I'm not sure whether this is a bug in PDFKit, or something wrong with my implementation of it. I'm creating PDFOutlines (a Table of Contents) programmatically to an existing PDF file using python.
The code 'appears' to work: the ToC is shown in Preview's sidebar, and in Acrobat's Bookmarks pane; and in other PDF readers. However, when I Preflight the PDF in Acrobat, I get syntax errors flagged, which show that there's something mad going on in the data. For three PDFOutlines, I get the following:
2 0 obj
<< /First 57 0 R /Last 58 0 R >>
endobj
58 0 obj
<< /Prev 59 0 R /Count 0 /Title (Page 3) /Dest [ 31 0 R /XYZ 0 842 null ] /Parent 60 0 R >>
endobj
60 0 obj
<< >>
endobj
59 0 obj
<< /Parent 61 0 R >>
endobj
61 0 obj
<< >>
endobj
57 0 obj
<< /Dest [ 4 0 R /XYZ 0 842 null ] /Count 0 /Title (Page 1) /Next 62 0 R /Parent 63 0 R >>
endobj
63 0 obj
<< >>
endobj
62 0 obj
<< /Prev 64 0 R /Count 0 /Title (Page 2) /Dest [ 25 0 R /XYZ 0 842 null ] /Next 65 0 R /Parent 61 0 R >>
endobj
65 0 obj
<< /Prev 59 0 R /Count 0 /Title (Page 3) /Dest [ 31 0 R /XYZ 0 842 null ] /Parent 60 0 R >>
endobj
64 0 obj
<< /Parent 63 0 R >>
endobj
For anyone not familiar with the insides of PDF: I have the Outline for Page 3 appearing twice; and each Outline is pointing to a different, blank Parent, instead of object number 2. Acrobat flags objects 60, 61, 63 as missing Parent and Title fields; 64 and 59 lack Title fields only. Correct syntax should be the 3 Outlines having object 2 as their Parent, and none of the other objects being there.
Here's my code in python:
def getOutline(page, label):
# Create Destination
myPage = myPDF.pageAtIndex_(page)
pageSize = myPage.boundsForBox_(Quartz.kCGPDFMediaBox)
x = 0
y = Quartz.CGRectGetMaxY(pageSize)
pagePoint = Quartz.CGPointMake(x,y)
myDestination = Quartz.PDFDestination.alloc().initWithPage_atPoint_(myPage, pagePoint)

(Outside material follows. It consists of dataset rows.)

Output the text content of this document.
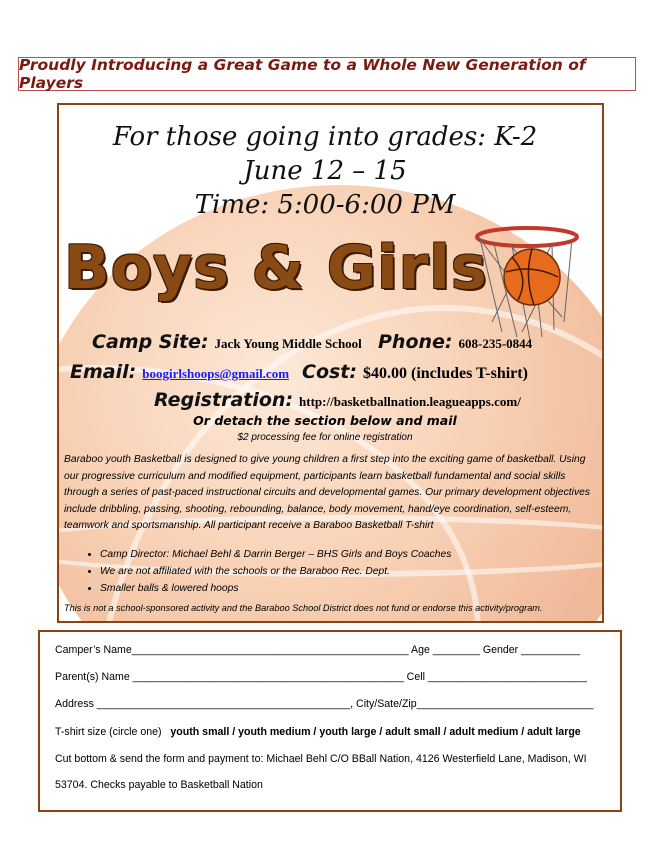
Proudly Introducing a Great Game to a Whole New Generation of Players
For those going into grades: K-2
June 12 – 15
Time: 5:00-6:00 PM
Boys & Girls
Camp Site: Jack Young Middle School Phone: 608-235-0844
Email: boogirlshoops@gmail.com Cost: $40.00 (includes T-shirt)
Registration: http://basketballnation.leagueapps.com/
Or detach the section below and mail
$2 processing fee for online registration
Baraboo youth Basketball is designed to give young children a first step into the exciting game of basketball. Using our progressive curriculum and modified equipment, participants learn basketball fundamental and social skills through a series of past-paced instructional circuits and developmental games. Our primary development objectives include dribbling, passing, shooting, rebounding, balance, body movement, hand/eye coordination, self-esteem, teamwork and sportsmanship. All participant receive a Baraboo Basketball T-shirt
• Camp Director: Michael Behl & Darrin Berger – BHS Girls and Boys Coaches
• We are not affiliated with the schools or the Baraboo Rec. Dept.
• Smaller balls & lowered hoops
This is not a school-sponsored activity and the Baraboo School District does not fund or endorse this activity/program.
Camper’s Name_______________________________________________ Age ________ Gender __________
Parent(s) Name ______________________________________________ Cell ___________________________
Address ___________________________________________, City/Sate/Zip______________________________
T-shirt size (circle one) youth small / youth medium / youth large / adult small / adult medium / adult large
Cut bottom & send the form and payment to: Michael Behl C/O BBall Nation, 4126 Westerfield Lane, Madison, WI
53704. Checks payable to Basketball Nation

myLabel = NSString.stringWithString_(label)
myOutline = Quartz.PDFOutline.alloc().init()
myOutline.setLabel_(myLabel)
myOutline.setDestination_(myDestination)
return myOutline
if __name__ == "__main__":
pdfURL = NSURL.fileURLWithPath_(infile)
print pdfURL
myPDF = Quartz.PDFDocument.alloc().initWithURL_(pdfURL)
print myPDF
if myPDF:
# Create Outlines. Add the Page Index (from 0) and label in pairs here:
myTableOfContents = [
(0, 'Page 1'),
(1, 'Page 2'),
(2, 'Page 3')
]
allMyOutlines = []
for index, outline in myTableOfContents:
allMyOutlines.append(getOutline(index, outline))
# Create a root Outline and add each outline
rootOutline = Quartz.PDFOutline.alloc().init()
for index, value in enumerate(allMyOutlines):
rootOutline.insertChild_atIndex_(value, index)
myPDF.setOutlineRoot_(rootOutline)
myPDF.writeToFile_(outfile)
There's a function at the top which creates an outline from a label string and page number. Each outline gets put into a dict, and then inserted as a Child of the root Outline.
Am I doing it wrong, or is it a bug?